— Она всё равно ушла, — через силу отвечает Тим, сглатывая кровь в пищевод. — Нет смысла её искать, если эта дверь не удержала её. Забудь и живи дальше. Теперь в её услугах больше никто не нуждается. Ты и так всё сделал.
— Да будет так, — вторая пуля приходится на левую ногу.
***
Лиза ощущает растворяющийся холод между лопатками и больше ничего. Её глаза закрыты. Это не смерть. Не она. В голове шум скрипящего поезда, где холод отдаёт металлом. Она внутри него, этот голый металл проходится лезвием по вскрытым позвонкам; она живая добирается до поезда.
Где-то вдали чернеют плантации фракции «Дружелюбия».
Пора домой.
***
Продырявленные билборды остаются скрипеть на окраинах разбитого города, отслаивая тонкие проржавевшие куски металлических листов с ошмётками глянцевой рекламы. Утренний город с подсолнухового поля напоминает чёрное напыление аэрозольной краски на горизонте, будто его закоптил огонь — утопичный Чикаго с его плохо прощупывающимся не ритмичным пульсом слаб на фоне неувядающей природы.
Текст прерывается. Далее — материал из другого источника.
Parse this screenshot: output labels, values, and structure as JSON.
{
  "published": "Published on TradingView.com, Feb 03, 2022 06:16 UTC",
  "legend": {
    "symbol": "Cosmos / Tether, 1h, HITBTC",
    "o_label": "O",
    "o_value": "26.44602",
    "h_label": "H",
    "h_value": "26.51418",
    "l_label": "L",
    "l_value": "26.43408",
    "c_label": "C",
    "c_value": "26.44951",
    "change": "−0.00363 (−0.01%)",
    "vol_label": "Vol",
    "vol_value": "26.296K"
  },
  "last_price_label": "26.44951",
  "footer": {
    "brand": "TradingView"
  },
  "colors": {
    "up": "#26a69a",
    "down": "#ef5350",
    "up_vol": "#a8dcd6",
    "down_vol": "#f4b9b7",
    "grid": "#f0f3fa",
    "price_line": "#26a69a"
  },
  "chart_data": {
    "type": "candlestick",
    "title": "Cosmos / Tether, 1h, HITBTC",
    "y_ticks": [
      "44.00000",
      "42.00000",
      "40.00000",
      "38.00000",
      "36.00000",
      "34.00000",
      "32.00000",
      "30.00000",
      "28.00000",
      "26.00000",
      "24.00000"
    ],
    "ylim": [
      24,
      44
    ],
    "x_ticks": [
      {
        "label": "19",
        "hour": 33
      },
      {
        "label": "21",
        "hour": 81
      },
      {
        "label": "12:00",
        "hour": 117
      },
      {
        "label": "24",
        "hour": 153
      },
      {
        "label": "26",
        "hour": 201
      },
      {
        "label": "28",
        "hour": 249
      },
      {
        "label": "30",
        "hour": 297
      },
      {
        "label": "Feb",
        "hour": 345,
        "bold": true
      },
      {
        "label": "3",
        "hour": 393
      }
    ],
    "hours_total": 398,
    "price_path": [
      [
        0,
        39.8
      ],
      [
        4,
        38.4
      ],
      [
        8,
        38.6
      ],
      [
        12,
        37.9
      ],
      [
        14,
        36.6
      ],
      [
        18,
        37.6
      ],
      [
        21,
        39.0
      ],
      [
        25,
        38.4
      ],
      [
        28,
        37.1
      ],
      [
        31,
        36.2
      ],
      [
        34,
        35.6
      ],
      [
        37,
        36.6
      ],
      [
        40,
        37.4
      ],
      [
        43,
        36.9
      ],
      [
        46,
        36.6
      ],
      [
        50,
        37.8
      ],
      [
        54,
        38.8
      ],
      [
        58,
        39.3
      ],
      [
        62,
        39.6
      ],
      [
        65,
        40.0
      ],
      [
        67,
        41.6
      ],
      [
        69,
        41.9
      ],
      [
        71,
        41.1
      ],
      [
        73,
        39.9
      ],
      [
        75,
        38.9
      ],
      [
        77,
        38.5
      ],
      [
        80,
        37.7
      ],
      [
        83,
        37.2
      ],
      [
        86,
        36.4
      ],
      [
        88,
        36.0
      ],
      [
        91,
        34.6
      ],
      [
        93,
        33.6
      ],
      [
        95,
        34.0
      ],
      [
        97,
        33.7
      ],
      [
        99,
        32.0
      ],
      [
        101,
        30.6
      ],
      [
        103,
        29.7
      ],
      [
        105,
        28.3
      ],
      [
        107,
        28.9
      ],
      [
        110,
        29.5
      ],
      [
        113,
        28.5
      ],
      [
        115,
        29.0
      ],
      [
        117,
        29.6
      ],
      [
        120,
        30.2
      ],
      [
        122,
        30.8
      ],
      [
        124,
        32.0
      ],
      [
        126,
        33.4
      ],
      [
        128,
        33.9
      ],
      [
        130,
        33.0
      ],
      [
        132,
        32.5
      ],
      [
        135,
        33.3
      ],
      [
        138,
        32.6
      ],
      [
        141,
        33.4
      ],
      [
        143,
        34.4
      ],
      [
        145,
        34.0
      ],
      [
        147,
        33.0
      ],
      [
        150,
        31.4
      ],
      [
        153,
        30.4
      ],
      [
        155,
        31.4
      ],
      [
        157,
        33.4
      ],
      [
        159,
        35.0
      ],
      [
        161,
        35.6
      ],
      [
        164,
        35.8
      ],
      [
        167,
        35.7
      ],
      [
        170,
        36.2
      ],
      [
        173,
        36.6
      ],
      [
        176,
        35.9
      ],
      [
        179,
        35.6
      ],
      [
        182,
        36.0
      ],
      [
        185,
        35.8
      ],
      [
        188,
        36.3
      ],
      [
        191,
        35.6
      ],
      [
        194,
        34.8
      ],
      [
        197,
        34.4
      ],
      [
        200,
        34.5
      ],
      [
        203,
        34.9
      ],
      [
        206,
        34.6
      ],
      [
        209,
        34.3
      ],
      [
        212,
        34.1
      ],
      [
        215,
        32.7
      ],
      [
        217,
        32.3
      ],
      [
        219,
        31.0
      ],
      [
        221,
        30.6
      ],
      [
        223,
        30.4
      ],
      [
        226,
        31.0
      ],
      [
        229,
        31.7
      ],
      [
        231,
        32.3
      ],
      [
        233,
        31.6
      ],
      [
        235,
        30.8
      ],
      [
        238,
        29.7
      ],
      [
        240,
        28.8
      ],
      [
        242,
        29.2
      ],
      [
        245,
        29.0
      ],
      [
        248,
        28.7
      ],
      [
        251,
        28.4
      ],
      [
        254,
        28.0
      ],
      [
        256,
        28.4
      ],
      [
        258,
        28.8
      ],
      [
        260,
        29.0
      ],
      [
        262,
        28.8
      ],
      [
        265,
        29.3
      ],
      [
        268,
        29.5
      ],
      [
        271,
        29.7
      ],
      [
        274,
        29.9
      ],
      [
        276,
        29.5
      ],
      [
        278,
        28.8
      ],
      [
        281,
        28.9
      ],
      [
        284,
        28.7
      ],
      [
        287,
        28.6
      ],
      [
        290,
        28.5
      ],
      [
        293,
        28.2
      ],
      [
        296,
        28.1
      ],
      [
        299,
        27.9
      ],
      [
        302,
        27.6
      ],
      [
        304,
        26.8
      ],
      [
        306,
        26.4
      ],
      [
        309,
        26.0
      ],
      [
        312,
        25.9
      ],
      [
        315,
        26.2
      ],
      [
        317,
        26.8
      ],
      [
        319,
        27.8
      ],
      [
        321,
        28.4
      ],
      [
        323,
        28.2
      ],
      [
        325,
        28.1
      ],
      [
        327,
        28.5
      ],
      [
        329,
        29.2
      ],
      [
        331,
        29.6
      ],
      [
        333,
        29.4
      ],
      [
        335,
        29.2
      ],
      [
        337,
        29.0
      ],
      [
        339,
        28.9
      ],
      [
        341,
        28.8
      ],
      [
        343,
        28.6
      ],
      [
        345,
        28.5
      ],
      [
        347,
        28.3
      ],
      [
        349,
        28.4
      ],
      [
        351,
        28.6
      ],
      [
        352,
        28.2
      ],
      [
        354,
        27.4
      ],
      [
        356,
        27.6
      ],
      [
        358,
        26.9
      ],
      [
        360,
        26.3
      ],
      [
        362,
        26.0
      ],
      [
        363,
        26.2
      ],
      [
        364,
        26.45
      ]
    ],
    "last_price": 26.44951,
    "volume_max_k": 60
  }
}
Лиза следует к ветхому сарайчику, где можно разжиться травкой. Для полного умерщвления души ей нужны скрученные сигареты, забитые гарантийно забористой дрянью. За время её отсутствия во фракции «Дружелюбия» сарай осел и покосился вправо. Некрепкая деревянная дверь с широкими просветами между досок пропускает солнце внутрь постройки; через прорези Лиза знакомится с содержимым схрона — пустые стеклянные банки, строительные инструменты, брезентовое покрывало, жестяные ёмкости из-под специй, надувной матрац, детали от машины, технические планы, плесневелые корки хлеба — ерунда, по сути, хлам.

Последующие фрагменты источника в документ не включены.